On April 7, California passed a tax increase for both gasoline and diesel by 12 cents and 20 cents, respectively. With an estimated $52.4 billion in new revenue over the next 10 years for improving California’s infrastructure, the fuel tax increase has garnered decidedly mixed reactions from various business groups.

Some are calling it a necessary step in upgrading California’s ability to move goods and people; others are calling it a “job killer.” With the increase scheduled to take effect in 2018, the potential impact on California’s gasoline demand is likely to be substantial over time.

High Prices, Big Demand

Unsurprisingly, California is the largest consumer of gasoline and diesel of any state in the US, soaking up more than 10% of U.S. demand. And while the state holds a reputation for some of the highest gasoline prices in the U.S., much of this is due to the quality and composition of California-grade gasoline and the West Coast supply chain rather than a high fuel tax alone. California’s fuel taxes are currently above the national average, but they still rank well behind states like Pennsylvania and Washington.

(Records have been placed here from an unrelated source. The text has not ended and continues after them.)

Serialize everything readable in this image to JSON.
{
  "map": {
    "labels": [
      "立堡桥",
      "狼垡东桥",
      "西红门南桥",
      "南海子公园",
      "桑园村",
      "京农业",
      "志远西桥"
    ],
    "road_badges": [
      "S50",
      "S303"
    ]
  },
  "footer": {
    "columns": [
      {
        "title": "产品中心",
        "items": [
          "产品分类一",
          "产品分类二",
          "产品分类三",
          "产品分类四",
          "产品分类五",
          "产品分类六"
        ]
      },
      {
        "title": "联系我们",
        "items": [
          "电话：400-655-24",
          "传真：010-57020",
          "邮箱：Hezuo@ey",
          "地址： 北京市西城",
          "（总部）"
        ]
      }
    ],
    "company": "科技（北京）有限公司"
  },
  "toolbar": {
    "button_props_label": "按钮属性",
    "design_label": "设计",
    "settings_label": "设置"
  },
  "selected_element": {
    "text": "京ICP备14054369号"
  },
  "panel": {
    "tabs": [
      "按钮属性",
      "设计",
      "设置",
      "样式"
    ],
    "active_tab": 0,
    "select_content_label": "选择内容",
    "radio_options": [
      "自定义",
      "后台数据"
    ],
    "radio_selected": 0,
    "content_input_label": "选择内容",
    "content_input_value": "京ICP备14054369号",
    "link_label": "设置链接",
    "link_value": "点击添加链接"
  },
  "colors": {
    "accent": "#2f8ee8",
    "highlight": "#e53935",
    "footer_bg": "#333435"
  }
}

While Californians are used to paying top dollar for fuel, there remains a real risk that a rapid increase in the fuel tax will reduce discretionary driving over time. The chart below shows the relationship between monthly, year-over-year demand growth vs. the change in the California average retail fuel price. While the R-squared of 0.44 reflects some predictive limitations to the data, the analysis below indicates that a 12-cent increase in the retail cost of fuel could cut 7,000 barrels per day (Mb/d) in incremental annual demand out of California’s gasoline market. To put this in perspective, California’s gasoline market grew an average 20 Mb/d from 2015 to 2016.

When looking just at the first-year impacts, 7 Mb/d is marginal. But over time, higher prices are likely to cut 70 Mb/d out of the state’s total demand by 2025. To put this in perspective, the incremental demand increase for the entire U.S. in 2016 was 150 Mb/d.